Harrison’s response was in part a reference to a report this month that Virginia Thomas, a conservative activist and the justice’s wife, apologized to her husband’s former law clerks for posting a series of messages supporting Trump’s claims of fraud. Thomas has declined to comment on his wife’s apology or her earlier pro-Trump statements.
More:Ginni Thomas, wife of Supreme Court Justice Clarence Thomas, apologizes for pro-Trump remarks
Trump’s weekslong assault on the election results, which came without evidence of problems on a scale that could have changed the result, culminated in a riot at the U.S. Capitol on Jan. 6 in which a mob of the president’s supporters disrupted the counting of Electoral College votes. The riot resulted in five deaths and a second Trump impeachment.
“You don’t have to be a prosecutor to understand how ludicrous Justice Thomas’ dissent is,” tweeted Rep. Ted Lieu, D-Calif., noting a conspiracy theory raised by some of Trump’s attorneys that Venezuelan socialists hand a hand in helping Biden win.
“Fraud requires a perpetrator; that’s why Trump folks came up with Hugo Chavez,” Lieu said. “Otherwise you’re saying over 7 million uncoordinated voters figured out how to commit voter fraud undetected.”
Thomas, nominated by President George H.W. Bush in 1991, argued in his dissent that the questions raised in Pennsylvania should have been heard by the Supreme Court because they could come up again in future elections. Republicans say the extension for receiving mail-in ballots was never approved by the state legislature and was allowed by courts that relied on a vague provision of state law requiring elections to be “free and equal.”
An evenly divided Supreme Court allowed the deadline extension to stand in October. At the time, the court still had a vacancy following the death of Justice Ruth Bader Ginsburg. The tie meant the state court decision stood. Republicans returned to the court again days later – this time after Justice Amy Coney Barrett, a Trump nominee had been confirmed. But Barrett did not take part in the review, and the court denied a motion to expedite the case, noting that the election was at that point only days away.

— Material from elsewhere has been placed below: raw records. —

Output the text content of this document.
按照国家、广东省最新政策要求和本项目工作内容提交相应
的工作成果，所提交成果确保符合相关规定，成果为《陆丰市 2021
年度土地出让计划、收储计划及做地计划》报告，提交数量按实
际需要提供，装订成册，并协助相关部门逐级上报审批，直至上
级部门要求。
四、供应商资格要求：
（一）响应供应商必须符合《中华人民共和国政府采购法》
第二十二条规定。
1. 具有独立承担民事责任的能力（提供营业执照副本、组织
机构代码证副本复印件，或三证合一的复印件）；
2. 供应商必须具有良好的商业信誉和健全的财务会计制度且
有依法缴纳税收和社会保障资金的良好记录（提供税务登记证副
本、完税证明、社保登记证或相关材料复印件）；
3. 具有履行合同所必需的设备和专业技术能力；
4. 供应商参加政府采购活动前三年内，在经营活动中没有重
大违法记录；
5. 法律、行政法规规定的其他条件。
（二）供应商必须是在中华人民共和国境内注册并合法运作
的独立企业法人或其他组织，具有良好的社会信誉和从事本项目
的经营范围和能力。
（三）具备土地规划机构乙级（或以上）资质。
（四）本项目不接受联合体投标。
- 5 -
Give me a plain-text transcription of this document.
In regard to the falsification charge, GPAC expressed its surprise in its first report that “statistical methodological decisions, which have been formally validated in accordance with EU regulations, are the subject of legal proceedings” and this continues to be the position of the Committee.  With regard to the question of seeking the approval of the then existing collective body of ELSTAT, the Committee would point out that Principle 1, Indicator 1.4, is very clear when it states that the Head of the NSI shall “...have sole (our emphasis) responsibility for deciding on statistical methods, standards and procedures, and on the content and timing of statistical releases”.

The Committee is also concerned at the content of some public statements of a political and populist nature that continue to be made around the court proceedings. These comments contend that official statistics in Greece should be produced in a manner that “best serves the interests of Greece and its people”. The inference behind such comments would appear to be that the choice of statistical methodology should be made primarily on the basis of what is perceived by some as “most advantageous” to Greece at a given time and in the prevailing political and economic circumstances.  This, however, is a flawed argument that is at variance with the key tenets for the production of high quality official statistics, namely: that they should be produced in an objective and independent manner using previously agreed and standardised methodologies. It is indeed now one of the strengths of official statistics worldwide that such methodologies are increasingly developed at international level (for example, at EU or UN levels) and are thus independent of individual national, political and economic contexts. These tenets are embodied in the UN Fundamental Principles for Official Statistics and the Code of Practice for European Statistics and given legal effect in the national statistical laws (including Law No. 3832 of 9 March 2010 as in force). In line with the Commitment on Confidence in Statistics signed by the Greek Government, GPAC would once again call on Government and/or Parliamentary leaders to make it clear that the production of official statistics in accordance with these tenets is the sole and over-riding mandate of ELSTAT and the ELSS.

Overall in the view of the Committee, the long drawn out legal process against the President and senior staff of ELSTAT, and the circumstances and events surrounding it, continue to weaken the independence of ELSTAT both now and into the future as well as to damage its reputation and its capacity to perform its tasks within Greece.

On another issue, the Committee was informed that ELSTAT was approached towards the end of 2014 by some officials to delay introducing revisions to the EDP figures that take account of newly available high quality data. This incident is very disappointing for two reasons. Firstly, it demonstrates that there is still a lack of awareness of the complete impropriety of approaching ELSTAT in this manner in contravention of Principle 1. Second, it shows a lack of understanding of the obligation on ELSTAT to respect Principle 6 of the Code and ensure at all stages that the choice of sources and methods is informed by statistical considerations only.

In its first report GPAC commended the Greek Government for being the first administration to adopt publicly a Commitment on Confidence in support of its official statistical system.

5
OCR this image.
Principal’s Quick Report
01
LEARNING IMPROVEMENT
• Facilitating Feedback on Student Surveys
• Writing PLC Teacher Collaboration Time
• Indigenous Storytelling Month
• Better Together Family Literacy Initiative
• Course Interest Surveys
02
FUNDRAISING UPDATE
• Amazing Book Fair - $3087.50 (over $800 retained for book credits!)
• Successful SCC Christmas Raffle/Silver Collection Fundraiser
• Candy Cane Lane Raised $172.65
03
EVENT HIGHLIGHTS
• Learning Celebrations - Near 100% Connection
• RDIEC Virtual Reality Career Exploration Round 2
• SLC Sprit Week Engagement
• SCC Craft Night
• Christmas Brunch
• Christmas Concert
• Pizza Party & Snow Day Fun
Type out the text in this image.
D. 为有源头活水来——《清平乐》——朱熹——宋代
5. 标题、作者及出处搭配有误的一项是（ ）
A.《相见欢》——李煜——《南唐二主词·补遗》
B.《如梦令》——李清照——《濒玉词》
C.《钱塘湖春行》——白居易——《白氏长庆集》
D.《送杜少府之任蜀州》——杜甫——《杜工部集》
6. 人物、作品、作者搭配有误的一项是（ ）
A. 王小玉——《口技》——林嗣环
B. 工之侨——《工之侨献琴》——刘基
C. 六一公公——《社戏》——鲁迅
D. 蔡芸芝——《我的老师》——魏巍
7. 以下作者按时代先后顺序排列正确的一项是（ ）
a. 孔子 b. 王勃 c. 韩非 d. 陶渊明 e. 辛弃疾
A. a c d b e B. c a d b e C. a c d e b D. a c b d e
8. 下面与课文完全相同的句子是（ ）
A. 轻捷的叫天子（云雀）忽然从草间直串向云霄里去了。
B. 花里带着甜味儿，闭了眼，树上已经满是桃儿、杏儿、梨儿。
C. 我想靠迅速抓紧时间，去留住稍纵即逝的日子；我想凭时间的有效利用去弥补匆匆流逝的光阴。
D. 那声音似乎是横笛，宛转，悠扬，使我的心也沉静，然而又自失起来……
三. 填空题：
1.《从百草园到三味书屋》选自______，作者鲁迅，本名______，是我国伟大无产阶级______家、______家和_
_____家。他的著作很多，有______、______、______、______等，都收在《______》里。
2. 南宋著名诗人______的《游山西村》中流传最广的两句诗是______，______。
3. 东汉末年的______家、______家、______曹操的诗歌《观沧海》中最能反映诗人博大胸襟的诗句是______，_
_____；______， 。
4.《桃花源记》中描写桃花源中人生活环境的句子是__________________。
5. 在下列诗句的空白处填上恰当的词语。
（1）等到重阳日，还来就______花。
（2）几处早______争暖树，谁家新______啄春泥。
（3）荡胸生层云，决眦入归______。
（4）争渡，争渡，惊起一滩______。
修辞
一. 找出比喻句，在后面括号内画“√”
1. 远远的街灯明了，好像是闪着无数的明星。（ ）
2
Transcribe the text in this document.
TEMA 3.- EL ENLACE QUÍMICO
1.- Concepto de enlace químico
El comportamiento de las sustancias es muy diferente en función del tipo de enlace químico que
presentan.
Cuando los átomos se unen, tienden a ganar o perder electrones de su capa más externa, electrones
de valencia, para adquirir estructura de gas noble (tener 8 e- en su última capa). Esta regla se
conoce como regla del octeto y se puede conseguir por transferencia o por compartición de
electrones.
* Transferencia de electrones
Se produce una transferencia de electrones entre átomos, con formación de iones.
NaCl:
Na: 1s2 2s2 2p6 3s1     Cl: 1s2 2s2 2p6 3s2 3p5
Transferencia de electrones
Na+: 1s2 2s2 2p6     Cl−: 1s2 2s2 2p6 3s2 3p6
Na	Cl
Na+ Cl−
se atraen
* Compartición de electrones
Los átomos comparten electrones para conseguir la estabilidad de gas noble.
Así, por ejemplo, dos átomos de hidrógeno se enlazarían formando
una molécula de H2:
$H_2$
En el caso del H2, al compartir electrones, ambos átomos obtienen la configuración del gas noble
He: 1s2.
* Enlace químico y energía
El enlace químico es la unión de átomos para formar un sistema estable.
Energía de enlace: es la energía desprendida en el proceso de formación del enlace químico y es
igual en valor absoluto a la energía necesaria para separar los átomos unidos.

More:Supreme Court leaves in place Pennsylvania’s Nov. 6 deadline for return of absentee ballots
Quoting from a 2012 New York Times article, Thomas wrote in his dissent that the risk of fraud was “vastly more prevalent” for mail-in ballots than for in-person voting. That article also quoted election administrators saying they believed fraud was less common in mail-in voting than innocent errors. Thomas said the nation was fortunate the case alleged only “improper” rules changes, not fraud, but said that was a “small comfort.”
Thomas himself seemed to acknowledge that allegations of fraud were not part of the Pennsylvania case. Rather the question before the justices turned on whether the state supreme court had erred by allowing the extended deadline for ballots to stand.
Alito and Gorsuch wrote a separate dissent that did not raise fraud.
“I thought it was notable Justice Thomas was alone in these comments, even though two other justices agreed that the case should have been heard,” said Rick Hasen, an election law expert at the University of California-Irvine. “Justice Thomas gives the most credence to unsupported claims of voter fraud, or the potential for such fraud in his opinion, which is an issue that is wholly divorced from the actual legal question in the case.”
Sylvia Albert, director of voting and elections at Common Cause, said the dissent appears to suggest that state supreme courts are not qualified to decide election issues in their state, which she described as a “direct violation” of the division of power between the states and federal government.
“The state legislature does not have free reign to limit access to the ballot without judicial review,” Albert said. “In this case, the court found that the laws as written in the current state of a global pandemic were unconstitutional infringements on the right to vote.”